Riding down hills with the sun on your face, totally present in the beautiful world the Lord made, thanking Him for his creation, is a pure form of contemplative prayer. In her book Christ-Centered Mindfulness: Connection to Self and God Katherine Thompson goes through the history of Christianity to reclaim a Christian mindfulness practice where the focus is on Christ. Like Stone, Thompson says Christ-centered mindfulness is “a form of prayer that dates back hundreds of years.” Christian mindfulness or meditation is based on “contemplative prayer,” the silent prayer in which you focus your mind on God. This was the exercises of St. Teresa of Avila, St. Ignatius Loyola, and Thomas Merton. “Contemplation is the highest expression of man’s intellectual and spiritual life,” Merton, a Trappist monk, wrote. “It is spiritual wonder. It is spontaneous awe at the sacredness of life, of being. It is a vivid realization of the fact that life and being in us proceed from an invisible, transcendent and infinitely abundant source. Contemplation is, above all, awareness of the reality of that source.”

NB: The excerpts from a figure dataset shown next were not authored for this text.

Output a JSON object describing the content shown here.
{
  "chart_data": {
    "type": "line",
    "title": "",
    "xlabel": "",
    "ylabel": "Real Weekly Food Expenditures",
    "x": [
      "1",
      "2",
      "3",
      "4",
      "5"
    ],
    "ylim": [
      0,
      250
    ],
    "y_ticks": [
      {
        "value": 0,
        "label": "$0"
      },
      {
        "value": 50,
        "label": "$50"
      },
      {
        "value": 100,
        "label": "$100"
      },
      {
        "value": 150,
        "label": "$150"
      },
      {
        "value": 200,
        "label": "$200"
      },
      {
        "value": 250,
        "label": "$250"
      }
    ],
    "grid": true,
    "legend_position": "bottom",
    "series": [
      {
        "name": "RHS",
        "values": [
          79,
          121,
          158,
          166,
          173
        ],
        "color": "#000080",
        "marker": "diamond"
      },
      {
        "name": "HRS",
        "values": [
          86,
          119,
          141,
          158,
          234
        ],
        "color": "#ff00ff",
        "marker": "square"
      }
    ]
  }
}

Even secular riders get this. Kyle Beachy is a novelist and a writing teacher, as well as a skateboarder. His book The Most Fun Thing is about the “sacred” act of skateboarding. The different riding styles can reflect the different aspects of human nature—sometimes cautious, sometimes daring, sometimes foolhardy. Visiting a favorite Chicago spot where he rides, Beachy reaches for the metaphysical: “This is where the meaningless activity [of skateboarding] has brought me. Via a long sequence of questions about selfhood and performance, about watching and comprehending, I have come to think that the style skateboarders speak of might, in fact, be a tool for understanding what mankind use to call the soul.”
The Grlswirlers are a positive and growing community, something effervescent and fun. Far away from phones and screens, making friendship and encouraging mindfulness in God’s world, rejecting an obsession with politics, getting outside, they’re a shredding sign of contradiction.